Diversify \& Conquer: Outcome-directed Curriculum RL via Out-of-Distribution Disagreement

Authors: Daesol Cho, Seungjae Lee, H. Jin Kim

NeurIPS 2023 | Conference PDF | Archive PDF | Plain Text | LLM Run Details

Reproducibility Variable Result LLM Response
Research Type Experimental We present experimental results demonstrating that D2C outperforms prior curriculum RL methods in both quantitative and qualitative aspects, even with the arbitrarily distributed desired outcome examples. ... 5 Experiment: We conduct experiments on 6 environments that have multi-modal desired outcome distribution to validate our proposed method.
Researcher Affiliation Academia Daesol Cho, Seungjae Lee, and H. Jin Kim Seoul National University Automation and Systems Research Institute (ASRI) Artificial Intelligence Institute of Seoul National University (AIIS) dscho1234@snu.ac.kr, ysz0301@snu.ac.kr, hjinkim@snu.ac.kr
Pseudocode Yes Algorithm 1 Overview of D2C algorithm (in Section B Algorithm and E Algorithm)
Open Source Code No The paper mentions links to implementations of baseline methods (e.g., 'OUTPACE [5]: We follow the default setting in the original implementation from https: //github.com/jay LEE0301/outpace_official.'), but it does not provide a link or an explicit statement about the public availability of the source code for their proposed method (D2C).
Open Datasets Yes We conduct experiments on 6 environments that have multi-modal desired outcome distribution... We referred to the metaworld [48] and EARL [40] environments. ... The initial state of the agent is [0, 0] and the desired outcome states are obtained from the default goal points [8, 16], [ 8, 16], [16, 8], [ 16, 8].
Dataset Splits No The paper describes training procedures and uses terms like 'evaluation success rates' and 'ablation study' to assess performance and sensitivity to hyperparameters.
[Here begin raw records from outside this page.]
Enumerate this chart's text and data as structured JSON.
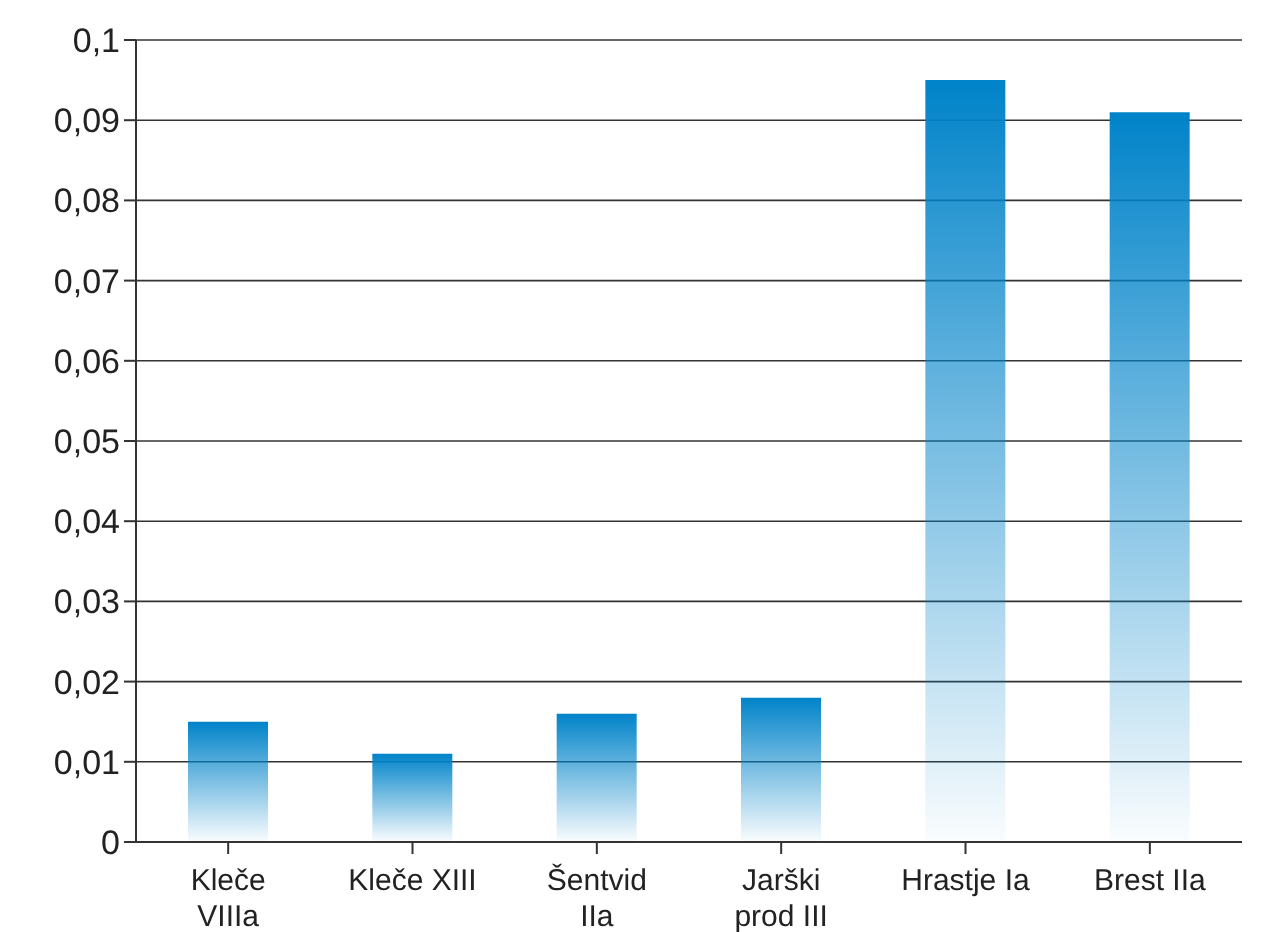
{
  "chart_data": {
    "type": "bar",
    "categories": [
      "Kleče VIIIa",
      "Kleče XIII",
      "Šentvid IIa",
      "Jarški prod III",
      "Hrastje Ia",
      "Brest IIa"
    ],
    "values": [
      0.015,
      0.011,
      0.016,
      0.018,
      0.095,
      0.091
    ],
    "color": "#0083c9",
    "ylim": [
      0,
      0.1
    ],
    "yticks": [
      0,
      {
        "value": 0.01,
        "label": "0,01"
      },
      {
        "value": 0.02,
        "label": "0,02"
      },
      {
        "value": 0.03,
        "label": "0,03"
      },
      {
        "value": 0.04,
        "label": "0,04"
      },
      {
        "value": 0.05,
        "label": "0,05"
      },
      {
        "value": 0.06,
        "label": "0,06"
      },
      {
        "value": 0.07,
        "label": "0,07"
      },
      {
        "value": 0.08,
        "label": "0,08"
      },
      {
        "value": 0.09,
        "label": "0,09"
      },
      {
        "value": 0.1,
        "label": "0,1"
      }
    ],
    "grid": "y"
  }
}
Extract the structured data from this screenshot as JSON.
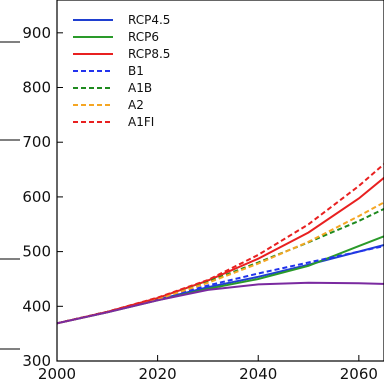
{
  "chart_data": {
    "type": "line",
    "title": "",
    "xlabel": "",
    "ylabel": "",
    "xlim": [
      2000,
      2065
    ],
    "ylim": [
      300,
      960
    ],
    "xticks": [
      2000,
      2020,
      2040,
      2060
    ],
    "yticks": [
      300,
      400,
      500,
      600,
      700,
      800,
      900
    ],
    "grid": false,
    "legend_position": "top-left",
    "series": [
      {
        "name": "RCP4.5",
        "color": "#1f3fd0",
        "style": "solid",
        "x": [
          2000,
          2010,
          2020,
          2030,
          2040,
          2050,
          2060,
          2065
        ],
        "y": [
          369,
          389,
          412,
          435,
          454,
          476,
          500,
          512
        ]
      },
      {
        "name": "RCP6",
        "color": "#2a9a2a",
        "style": "solid",
        "x": [
          2000,
          2010,
          2020,
          2030,
          2040,
          2050,
          2060,
          2065
        ],
        "y": [
          369,
          389,
          411,
          432,
          450,
          474,
          510,
          528
        ]
      },
      {
        "name": "RCP8.5",
        "color": "#e82020",
        "style": "solid",
        "x": [
          2000,
          2010,
          2020,
          2030,
          2040,
          2050,
          2060,
          2065
        ],
        "y": [
          369,
          390,
          415,
          447,
          487,
          535,
          597,
          635
        ]
      },
      {
        "name": "B1",
        "color": "#2233ee",
        "style": "dashed",
        "x": [
          2000,
          2010,
          2020,
          2030,
          2040,
          2050,
          2060,
          2065
        ],
        "y": [
          369,
          390,
          413,
          438,
          460,
          480,
          500,
          510
        ]
      },
      {
        "name": "A1B",
        "color": "#1f8a1f",
        "style": "dashed",
        "x": [
          2000,
          2010,
          2020,
          2030,
          2040,
          2050,
          2060,
          2065
        ],
        "y": [
          369,
          390,
          415,
          445,
          480,
          517,
          556,
          578
        ]
      },
      {
        "name": "A2",
        "color": "#f5a623",
        "style": "dashed",
        "x": [
          2000,
          2010,
          2020,
          2030,
          2040,
          2050,
          2060,
          2065
        ],
        "y": [
          369,
          389,
          413,
          443,
          478,
          518,
          565,
          590
        ]
      },
      {
        "name": "A1FI",
        "color": "#e82020",
        "style": "dashed",
        "x": [
          2000,
          2010,
          2020,
          2030,
          2040,
          2050,
          2060,
          2065
        ],
        "y": [
          369,
          390,
          416,
          448,
          494,
          550,
          620,
          660
        ]
      },
      {
        "name": "",
        "color": "#7a2aa0",
        "style": "solid",
        "x": [
          2000,
          2010,
          2020,
          2030,
          2040,
          2050,
          2060,
          2065
        ],
        "y": [
          369,
          389,
          411,
          430,
          440,
          443,
          442,
          441
        ]
      }
    ]
  }
}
However, in the context of reinforcement learning experiments, it does not specify explicit static training/validation/test dataset splits with percentages or sample counts in the way supervised learning tasks typically do. Data is generated dynamically through environment interaction, and evaluation is performed on the environments rather than pre-defined validation sets.
Hardware Specification Yes We used NVIDIA A5000 GPU and AMD Ryzen Threadripper 3960X for training, and each experiment took about 1 2 days for training.
Software Dependencies No The paper states 'D2C and all the baselines are trained by SAC [13]' and mentions 'optimizer adam'. However, it does not provide specific version numbers for software dependencies such as Python, PyTorch, TensorFlow, or other relevant libraries required for reproducibility.
Experiment Setup Yes Table 2: Hyperparameters for D2C (e.g., critic hidden dim 512, discount factor γ 0.99, batch size 512, learning rate for fi 1e-3, learning rate for Critic & Actor 1e-4, optimizer adam). Table 3: Default env-specific hyperparameters for D2C (e.g., # of heads, λ, ϵ, fi update freq (step), fi # of iteration per update, max episode horizon).